• El portal se abrió como una herida en la hechura del mundo.

    El hombre fue arrancado de dondequiera que hubiese estado y arrojado a través de aquella luz impía. Su cuerpo se retorció en el tránsito. La carne pareció olvidar su forma. Los huesos crujieron como ramas secas bajo el peso de una tormenta invisible.

    Un poder inmenso despertó en su interior. No era una llama ni un río. Era algo más antiguo. Más vasto. La energía manó de él sin obediencia y la piedra se quebró bajo sus pies. Cráteres surgieron en la roca desnuda. Las escalinatas temblaron. El aire se llenó de polvo y fragmentos que flotaban alrededor de su figura como satélites errantes.

    Cuando el resplandor menguó, contempló el lugar. Escaleras sin término, ascendían hacia unas puertas colosales cuya sola presencia parecía desafiar la razón de los hombres. Las puertas del TRIUNVIRATO aguardaban inmóviles bajo una luz pálida.

    El demonio de renombrado linaje ajustó el sombrero oscuro sobre su cabeza. Su cabello, amarillo como trigo bajo cierto fulgor y blanco como ceniza bajo otro, danzaba con las corrientes invisibles de aquel reino extraño. Sobre su hombro descansaba una espada extensa y terrible. El filo parecía capaz de partir la misma noche.

    Comenzó a subir. Sus pasos resonaron en el vacío.

    ○Bueno, bueno... ¿dónde estoy?

    El acento británico se deslizó en el aire. Las puertas se abrieron. Y entonces ocurrió...el cambio. Fue súbito y cruel. Sintió los huesos doblarse dentro de su carne. Su espalda se arqueó. Los músculos se contrajeron. El rostro que durante eras había poseído la perfección temible de los demonios superiores comenzó a marchitarse.

    Las facciones divinas se hundieron y palidecieron como un fantasma. La piel adquirió los signos de una edad que jamás había conocido. Cuando terminó, donde antes se hallaba una belleza capaz de doblegar reyes y encender guerras, permanecía el semblante envejecido. Un hombre que los mortales habrían juzgado cercano a los cuarenta años. Llevó una mano a su rostro. Sus dedos temblaban.

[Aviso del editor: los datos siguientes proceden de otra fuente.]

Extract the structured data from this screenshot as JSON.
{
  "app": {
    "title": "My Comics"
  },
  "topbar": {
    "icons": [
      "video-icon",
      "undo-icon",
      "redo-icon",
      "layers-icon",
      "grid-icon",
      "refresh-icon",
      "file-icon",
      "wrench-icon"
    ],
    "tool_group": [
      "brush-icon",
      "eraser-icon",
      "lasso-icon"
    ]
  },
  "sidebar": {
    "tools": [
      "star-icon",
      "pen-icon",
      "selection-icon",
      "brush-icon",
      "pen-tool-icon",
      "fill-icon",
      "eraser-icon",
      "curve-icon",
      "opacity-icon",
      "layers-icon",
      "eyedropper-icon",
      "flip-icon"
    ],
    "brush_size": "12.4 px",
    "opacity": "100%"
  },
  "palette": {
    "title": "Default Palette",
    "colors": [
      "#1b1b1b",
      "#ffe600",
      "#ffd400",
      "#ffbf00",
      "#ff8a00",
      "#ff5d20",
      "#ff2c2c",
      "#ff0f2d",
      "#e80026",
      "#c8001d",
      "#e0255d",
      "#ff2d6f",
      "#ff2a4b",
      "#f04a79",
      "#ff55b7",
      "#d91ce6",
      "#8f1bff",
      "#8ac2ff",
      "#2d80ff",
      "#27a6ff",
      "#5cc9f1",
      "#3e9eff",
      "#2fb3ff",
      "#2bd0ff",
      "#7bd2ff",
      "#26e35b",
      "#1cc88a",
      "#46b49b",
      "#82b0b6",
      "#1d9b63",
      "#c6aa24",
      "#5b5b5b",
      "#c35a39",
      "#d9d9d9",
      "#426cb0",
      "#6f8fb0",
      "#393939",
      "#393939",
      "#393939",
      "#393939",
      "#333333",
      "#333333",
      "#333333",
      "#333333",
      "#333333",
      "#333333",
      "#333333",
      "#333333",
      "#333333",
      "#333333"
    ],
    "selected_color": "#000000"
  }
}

    ○¿Mi cuerpo...? ¿Qué le pasa a mi cuerpo?

    Había miedo en su voz. Miedo verdadero. Entonces la luz regresó y lo envolvió. El mundo desapareció y apareció en otro. Un sitio desconocido.

    ○¡Hermana! ¿Dónde estás?

    El grito brotó de su garganta. Movió la espada por puro instinto. El acero cortó el aire con violencia. Era el gesto de alguien preparado para matar ejércitos enteros con tal de proteger a una sola persona. Mas algo se quebró. Un dolor insoportable recorrió su brazo. Escuchó el sonido. Decenas de fracturas. Los huesos estallaron bajo la piel. Cayó de rodillas. La espada golpeó el suelo. Respiró con dificultad, luego alzó la vista. Y habló.

    ○Por la virtud, la historia y el poder que me confiere el peso de mi padre... Azraeth... te ordeno volver a ser mi mano. El aire permaneció inmóvil. Durante un instante no ocurrió nada. Después la carne comenzó a moverse. Los fragmentos óseos regresaron a su sitio. Los tendones se reconstruyeron. La piel se cerró y la mano volvió a existir. Lombard la observó. Abrió los dedos y los cerró, volvió a abrirlos. Ni una sola herida. Ni una sola cicatriz. Se incorporó lentamente.

    Miró la extremidad restaurada como si contemplara un milagro imposible. Luego observó el mundo que lo rodeaba. Y por primera vez, el demonio quedó sin voz.

    ○Esto... esto es...

    Permaneció allí, inmóvil bajo la luz desconocida, mientras el universo se desplegaba ante sus ojos como un libro cuya primera página acababa de abrirse.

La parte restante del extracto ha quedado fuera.